L’idée de créer des succursales du dépanneur ailleurs à Gatineau a effleuré l’esprit de M. Arvisais, mais il a opté au final d’agrandir son entreprise de la rue Front. 

« J’ai décidé de me concentrer à Aylmer plutôt que de faire une petite chaîne Rapido régionale et de m’éparpiller. »

Si Marc-André Arvisais a succédé à son père André, rien n’assure la pérennité de l’entreprise familiale. Ses filles Alexandra, 19 ans, et Marie-Pier, 17 ans, sont toujours aux études.

« Elles sont encore jeunes. Si un jour elles ont de l’intérêt, on verra à ce moment-là. Il n’y a pas d’obligation. »   

QUESTIONS RAPIDES...

Meilleur coup en affaires ?

L’agrandissement du commerce, sans aucun doute.

Pire coup en affaires ?

Je touche du bois, mais je n’ai pas eu de grosses affaires qui ont eu de l’impact. 

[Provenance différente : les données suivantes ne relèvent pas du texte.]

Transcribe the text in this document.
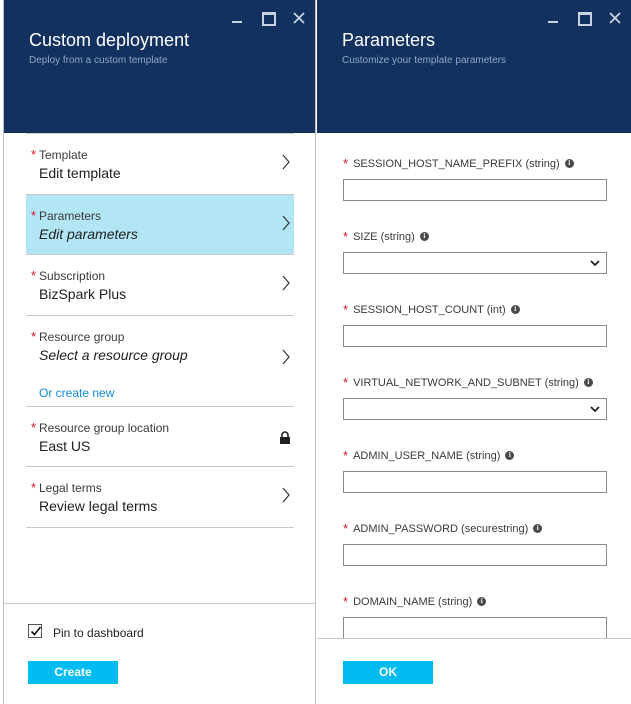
Custom deployment
Deploy from a custom template
* Template
Edit template
* Parameters
Edit parameters
* Subscription
BizSpark Plus
* Resource group
Select a resource group
Or create new
* Resource group location
East US
* Legal terms
Review legal terms
Pin to dashboard
Create
Parameters
Customize your template parameters
* SESSION_HOST_NAME_PREFIX (string)	i
* SIZE (string)	i
* SESSION_HOST_COUNT (int)	i
* VIRTUAL_NETWORK_AND_SUBNET (string)	i
* ADMIN_USER_NAME (string)	i
* ADMIN_PASSWORD (securestring)	i
* DOMAIN_NAME (string)	i
OK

Un conseil à ceux qui veulent se lancer en affaires ?

De base, il ne faut pas compter ses heures. Ce qui doit prédominer, c’est la passion et le désir de réussir.

Une leçon apprise en affaires ?

Savoir bien s’entourer de personnes qui vont te compléter et t’aider à faire croître l’entreprise.

Un mentor ?

Mon père André. Un travailleur acharné qui m’a tout montré. 

Une destination voyage préférée ?

Le Mexique pour se reposer, l’Europe pour la culture.

Une destination à découvrir ?

Je rêve d’aller en Australie depuis que je suis tout jeune.  Ça fait partie de mon voyage de retraite.